Managing the final IP Telephony transition

The old public switched telephone network (PSTN) has served its purpose for the past 125 years, and it is now time to adopt the next technology and retire this dinosaur; but moving forward when the government is involved is easier said than done.

Even though the companies running the telecom industry are private, the government has been heavily involved in this industry, and it will have to be involved in its retirement. With close to 100 million Americans still dependent on the old technology, the FCC is taking steps to formalize the IP transition by drafting new rules starting in January 2014.

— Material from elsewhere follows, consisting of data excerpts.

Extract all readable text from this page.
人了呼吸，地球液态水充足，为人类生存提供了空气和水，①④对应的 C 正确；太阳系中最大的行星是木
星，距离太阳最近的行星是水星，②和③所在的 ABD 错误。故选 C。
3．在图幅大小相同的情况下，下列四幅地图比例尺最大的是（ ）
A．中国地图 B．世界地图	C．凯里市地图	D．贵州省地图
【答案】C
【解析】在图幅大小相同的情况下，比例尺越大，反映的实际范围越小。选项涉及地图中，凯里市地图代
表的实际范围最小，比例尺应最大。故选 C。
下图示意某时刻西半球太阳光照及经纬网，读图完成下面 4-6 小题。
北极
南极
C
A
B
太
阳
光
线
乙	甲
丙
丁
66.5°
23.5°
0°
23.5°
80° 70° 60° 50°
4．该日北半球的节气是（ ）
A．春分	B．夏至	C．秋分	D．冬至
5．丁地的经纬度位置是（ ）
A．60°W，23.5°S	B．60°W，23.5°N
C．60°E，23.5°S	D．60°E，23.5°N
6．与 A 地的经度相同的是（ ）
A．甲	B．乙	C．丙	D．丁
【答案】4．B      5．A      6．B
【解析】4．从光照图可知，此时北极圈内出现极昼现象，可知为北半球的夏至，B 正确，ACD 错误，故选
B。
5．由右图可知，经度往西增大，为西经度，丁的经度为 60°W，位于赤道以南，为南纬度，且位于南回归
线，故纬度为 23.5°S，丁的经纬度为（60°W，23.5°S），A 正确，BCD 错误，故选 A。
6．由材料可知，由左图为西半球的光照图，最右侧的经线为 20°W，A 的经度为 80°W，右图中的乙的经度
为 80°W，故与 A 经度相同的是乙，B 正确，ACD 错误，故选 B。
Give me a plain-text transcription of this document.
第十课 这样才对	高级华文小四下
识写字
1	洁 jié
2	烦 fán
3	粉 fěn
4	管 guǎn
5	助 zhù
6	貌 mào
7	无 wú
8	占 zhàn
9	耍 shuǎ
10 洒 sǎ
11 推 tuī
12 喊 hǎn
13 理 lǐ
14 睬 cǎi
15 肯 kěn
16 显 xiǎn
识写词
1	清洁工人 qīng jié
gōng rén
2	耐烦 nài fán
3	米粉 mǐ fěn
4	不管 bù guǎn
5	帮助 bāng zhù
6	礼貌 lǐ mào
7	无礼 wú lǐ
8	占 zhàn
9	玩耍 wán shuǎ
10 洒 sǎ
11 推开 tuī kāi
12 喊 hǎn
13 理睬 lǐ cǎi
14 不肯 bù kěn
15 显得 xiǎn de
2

Currently three-quarters of the transition is complete and it is only a matter of time before the model the country has relied on for more than a century is completely eliminated. The legacy systems are extremely ineffective and expensive, costing telecoms large amounts of resources to maintain and upgrade the systems, costing the industry $81 billion between 2006 and 2011. By eliminating the system telecoms will be able to invest in new and future technologies that will improve the way we communicate across all platforms.

The biggest concern for the FCC and communities in underserved areas is IP technology will not be available everywhere. In rural areas traditional phone systems are the only means of communications available to these communities. Until the government is able to establish a new infrastructure for handling the new technology, it will have to find ways to extend the existing system. If the government is not willing to make this investment it can pass regulations for the fast transition of this technology with incentives for companies to make investments in the affected communities.